Pinkerman spent 30 years as a youth league football coach. He never had a record worse than 8-3, he had seven unbeaten teams, 17 teams in the Teen OVC Super Bowl and he won seven championships.
He was a basketball official for 26 years and baseball umpire for eight years. He has also officiated football.
And he plans to return to officiating at some level.
“I love the kids. They’re the reason I do it,” said Pinkerman.
And the kids love him.
Pinkerman said he received 4,700 emails from kids he had coached and players and coaches from games he officiated.
He had planned to paint his garage on Wednesday but South Webster coach Ron Fenton told Pinkerman, “You ain’t going to do nothing. I’ll send some of my players. They did it in five hours.”
Although Fenton refused any payment, Pinkerman said he was making a $300 donation to the athletic department.
Pinkerman’s first bout with cancer came in 2008 when he contacted pneumonia and went to the doctor where they discovered he had cancer. And not only was it cancer, it was Mesothelioma, a form that spreads rapidly.

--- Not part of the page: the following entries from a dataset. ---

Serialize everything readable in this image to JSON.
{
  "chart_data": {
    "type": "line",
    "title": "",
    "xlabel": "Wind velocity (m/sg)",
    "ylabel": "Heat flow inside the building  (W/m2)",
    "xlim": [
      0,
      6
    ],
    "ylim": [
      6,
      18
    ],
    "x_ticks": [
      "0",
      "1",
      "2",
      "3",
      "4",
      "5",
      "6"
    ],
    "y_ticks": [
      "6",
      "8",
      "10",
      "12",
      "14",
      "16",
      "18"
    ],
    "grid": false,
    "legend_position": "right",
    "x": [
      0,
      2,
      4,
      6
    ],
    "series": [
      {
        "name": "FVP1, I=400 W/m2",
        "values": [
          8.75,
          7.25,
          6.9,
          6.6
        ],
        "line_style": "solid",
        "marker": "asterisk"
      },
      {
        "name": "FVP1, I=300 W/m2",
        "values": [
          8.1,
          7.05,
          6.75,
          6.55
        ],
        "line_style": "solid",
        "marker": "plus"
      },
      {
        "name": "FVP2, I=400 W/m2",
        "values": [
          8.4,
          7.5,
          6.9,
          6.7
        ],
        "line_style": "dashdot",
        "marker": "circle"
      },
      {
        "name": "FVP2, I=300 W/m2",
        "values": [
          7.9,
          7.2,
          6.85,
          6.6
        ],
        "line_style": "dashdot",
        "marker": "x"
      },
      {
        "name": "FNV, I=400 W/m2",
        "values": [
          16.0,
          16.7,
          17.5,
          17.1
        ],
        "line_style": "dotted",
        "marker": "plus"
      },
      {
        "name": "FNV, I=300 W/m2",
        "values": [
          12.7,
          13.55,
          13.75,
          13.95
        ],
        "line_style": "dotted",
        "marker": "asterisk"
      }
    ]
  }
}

“(Radiologist) Dr. Ben Roach saw it and he said, ‘you need to see a doctor.’ Four days later they took part of my lung out,” said Pinkerman.
Pinkerman took 16 weeks of treatment and began officiating again but his legs went numb one night. He was diagnosed with Neuropathy — a degeneration of the nerves — and it forced him to retire from his job as a mechanic at CSX. He actually had to learn to walk all over again.
But less than two years later, Pinkerman was back on the basketball court.
And sitting in the bleachers virtually in tears was the Grimm Reaper.
Tommy Pinkerman will do that to you.